Mas, apesar dos avanços, o maior desafio permanece. Dados da Organização Mundial da Saúde (OMS) apontam que os sinistros de trânsito seguem entre as principais causas de mortes evitáveis em todo o mundo, resultando em aproximadamente 1,19 milhão de óbitos por ano.
Segundo Luiz Gustavo Campos, especialista em trânsito e diretor da Perkons – que completa 35 anos esse mês e tem entre seus legados a invenção da lombada eletrônica no início da década de 90 - a principal mudança observada ao longo desse período está na forma como a sociedade passou a compreender a segurança viária. "Quando olhamos para a época da primeira lombada, a discussão sobre trânsito estava associada à mobilidade, em especial, mobilidade individual.

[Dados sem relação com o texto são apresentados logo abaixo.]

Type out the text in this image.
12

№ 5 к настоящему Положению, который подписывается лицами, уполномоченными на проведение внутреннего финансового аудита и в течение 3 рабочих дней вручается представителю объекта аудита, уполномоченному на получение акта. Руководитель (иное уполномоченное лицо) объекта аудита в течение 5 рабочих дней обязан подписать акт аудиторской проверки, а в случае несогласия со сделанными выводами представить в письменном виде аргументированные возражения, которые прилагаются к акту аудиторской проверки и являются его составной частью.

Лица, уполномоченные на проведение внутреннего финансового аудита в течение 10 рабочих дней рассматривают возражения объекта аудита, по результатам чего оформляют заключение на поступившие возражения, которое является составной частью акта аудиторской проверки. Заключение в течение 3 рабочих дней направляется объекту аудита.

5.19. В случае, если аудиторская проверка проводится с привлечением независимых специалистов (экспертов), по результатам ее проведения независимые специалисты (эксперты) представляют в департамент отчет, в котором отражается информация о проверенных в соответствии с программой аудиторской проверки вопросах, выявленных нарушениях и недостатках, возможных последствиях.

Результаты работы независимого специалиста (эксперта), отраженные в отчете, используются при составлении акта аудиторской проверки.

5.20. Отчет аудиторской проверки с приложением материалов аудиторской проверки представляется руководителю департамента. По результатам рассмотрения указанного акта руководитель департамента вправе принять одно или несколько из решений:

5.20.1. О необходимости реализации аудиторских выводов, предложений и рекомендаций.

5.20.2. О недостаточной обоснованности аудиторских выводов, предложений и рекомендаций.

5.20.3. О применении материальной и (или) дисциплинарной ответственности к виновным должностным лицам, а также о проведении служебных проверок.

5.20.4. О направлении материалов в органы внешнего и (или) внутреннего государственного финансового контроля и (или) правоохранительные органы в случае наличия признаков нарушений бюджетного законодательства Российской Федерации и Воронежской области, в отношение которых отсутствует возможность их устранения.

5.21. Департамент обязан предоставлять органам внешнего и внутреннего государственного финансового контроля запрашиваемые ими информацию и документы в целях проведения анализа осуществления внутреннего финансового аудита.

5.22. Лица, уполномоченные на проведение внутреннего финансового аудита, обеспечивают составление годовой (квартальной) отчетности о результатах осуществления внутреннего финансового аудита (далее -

Hoje existe uma consciência sobre mobilidade segura, que se baseia em responsabilidades individuais e direitos coletivos, quando o assunto é trânsito. Essa mudança é extremamente benéfica, embora ainda tenhamos um longo caminho a percorrer", afirma.
A transformação também pode ser observada na tecnologia disponível para a gestão viária. Sistemas integrados, análise de dados em tempo real, inteligência artificial e equipamentos capazes de monitorar diferentes comportamentos de risco passaram a fazer parte da rotina das cidades brasileiras.
Contudo, Campos ressalta que a tecnologia, sozinha, não resolve o problema. "A tecnologia é uma ferramenta fundamental, mas a segurança no trânsito continua sendo uma construção coletiva. Ela depende de infraestrutura adequada, fiscalização eficiente, educação permanente e, principalmente, de escolhas individuais responsáveis", explica.
Outro aspecto que mudou significativamente foi a percepção sobre a fiscalização. Se antes ela era vista apenas como instrumento punitivo, atualmente há uma compreensão crescente de seu papel preventivo. Estudos nacionais e internacionais demonstram que a fiscalização eletrônica é pilar para a redução de comportamentos de risco, como excesso de velocidade, principal fator de gravidade em caso de sinistro.
Ao completar 35 anos de atuação, a Perkons acompanha essa trajetória e se funde com a própria evolução da segurança viária brasileira. Mais do que fazer parte das mudanças já ocorridas, a empresa entende que o futuro exigirá novos desafios, especialmente diante da expansão das cidades inteligentes, dos veículos conectados e das novas formas de mobilidade urbana. "Os próximos anos exigirão uma visão cada vez mais integrada. Precisamos pensar o trânsito como um sistema que envolve pessoas, tecnologia, infraestrutura e gestão. O objetivo permanece o mesmo de décadas atrás: permitir que todos possam ir e vir em segurança", conclui Campos.